Herr Kaufmann, if we are to meet in secret even for coffee and the cakes you love so much, my father would never forgive me. You would then be out of a necessary employment and would, in addition to your extremely modest fee, no longer receive the generous tips that are his great pleasure to present to you when such progress has been deemed entirely evident, even to ears that cannot, and never could, to my knowledge, hold a tune or keep the voice on key, due entirely, it must be admitted, to the noises of the foundry he owns and tirelessly manages so that my younger sister and myself may experience the finer things of life from such a talented instructor as your kind and diligent self
.

A mouthful.

‘Let’s go downstairs, Hermann. Maybe they’re waiting for us there.’
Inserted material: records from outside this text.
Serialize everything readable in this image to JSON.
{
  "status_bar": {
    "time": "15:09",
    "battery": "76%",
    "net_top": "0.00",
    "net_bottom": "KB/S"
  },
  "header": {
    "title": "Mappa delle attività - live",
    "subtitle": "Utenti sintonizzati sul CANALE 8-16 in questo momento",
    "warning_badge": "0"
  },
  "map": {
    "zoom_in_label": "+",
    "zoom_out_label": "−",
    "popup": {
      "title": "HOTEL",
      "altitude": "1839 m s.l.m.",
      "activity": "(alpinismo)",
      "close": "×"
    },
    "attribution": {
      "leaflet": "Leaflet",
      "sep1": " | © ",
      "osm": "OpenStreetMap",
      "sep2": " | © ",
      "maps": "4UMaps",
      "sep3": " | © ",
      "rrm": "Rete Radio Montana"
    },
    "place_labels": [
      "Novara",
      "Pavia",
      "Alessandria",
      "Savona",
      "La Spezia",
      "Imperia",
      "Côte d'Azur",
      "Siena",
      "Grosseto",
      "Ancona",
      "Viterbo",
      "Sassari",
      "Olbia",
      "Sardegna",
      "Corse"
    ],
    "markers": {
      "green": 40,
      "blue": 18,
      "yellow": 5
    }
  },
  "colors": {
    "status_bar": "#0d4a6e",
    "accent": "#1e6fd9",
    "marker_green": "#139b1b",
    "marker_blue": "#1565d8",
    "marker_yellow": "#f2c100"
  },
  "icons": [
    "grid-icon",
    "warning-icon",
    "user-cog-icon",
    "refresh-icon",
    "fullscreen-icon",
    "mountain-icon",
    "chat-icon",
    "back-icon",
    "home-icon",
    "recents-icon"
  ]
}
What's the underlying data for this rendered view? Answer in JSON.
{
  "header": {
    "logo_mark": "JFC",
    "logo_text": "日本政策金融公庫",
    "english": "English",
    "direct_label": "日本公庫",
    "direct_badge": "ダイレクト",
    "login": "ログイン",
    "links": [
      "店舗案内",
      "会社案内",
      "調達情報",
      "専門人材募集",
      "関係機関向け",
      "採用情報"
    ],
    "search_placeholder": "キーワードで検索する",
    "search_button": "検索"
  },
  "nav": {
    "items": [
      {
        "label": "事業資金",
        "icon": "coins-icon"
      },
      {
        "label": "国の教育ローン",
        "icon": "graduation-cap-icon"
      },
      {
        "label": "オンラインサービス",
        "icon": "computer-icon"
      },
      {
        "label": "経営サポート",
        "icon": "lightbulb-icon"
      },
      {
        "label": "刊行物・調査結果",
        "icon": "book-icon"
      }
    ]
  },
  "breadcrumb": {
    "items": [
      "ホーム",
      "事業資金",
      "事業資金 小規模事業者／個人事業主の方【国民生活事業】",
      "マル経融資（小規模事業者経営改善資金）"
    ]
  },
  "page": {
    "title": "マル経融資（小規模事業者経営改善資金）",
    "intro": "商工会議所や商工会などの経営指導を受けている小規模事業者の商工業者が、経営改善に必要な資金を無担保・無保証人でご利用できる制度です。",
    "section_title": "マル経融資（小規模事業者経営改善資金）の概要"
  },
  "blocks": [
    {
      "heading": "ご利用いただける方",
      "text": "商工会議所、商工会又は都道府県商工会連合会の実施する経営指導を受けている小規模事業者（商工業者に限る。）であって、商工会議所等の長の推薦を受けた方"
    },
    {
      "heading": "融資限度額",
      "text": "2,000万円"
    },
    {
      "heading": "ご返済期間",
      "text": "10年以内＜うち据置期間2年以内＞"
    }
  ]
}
Clothing racks held men’s suits. Shoes, sorted from their mountains, were piled on shelves. Some had even been polished.

Lists of the contents of each house or flat would have been made, sometimes by the owners if time allowed, most often by the ERR with Germanic thoroughness though done most likely by a French employee and overseer, since virtually all of the Aktion-M boys were locals, and sure, they had needed the jobs just like Max Auger.

Jewellery, china, books—whole libraries of them—desks, family photos by the spill and heap, were accompanied by military decorations, and why hadn’t Colonel Delaroche simply taken a Légion d’honneur ribbon from here? Too Jewish, too tainted, or simply, unlike Max, goods that had best not be taken unless paid for, even if only a little and especially as one had a hold on a fellow veteran who would have had to agree to letting him have the use of his own?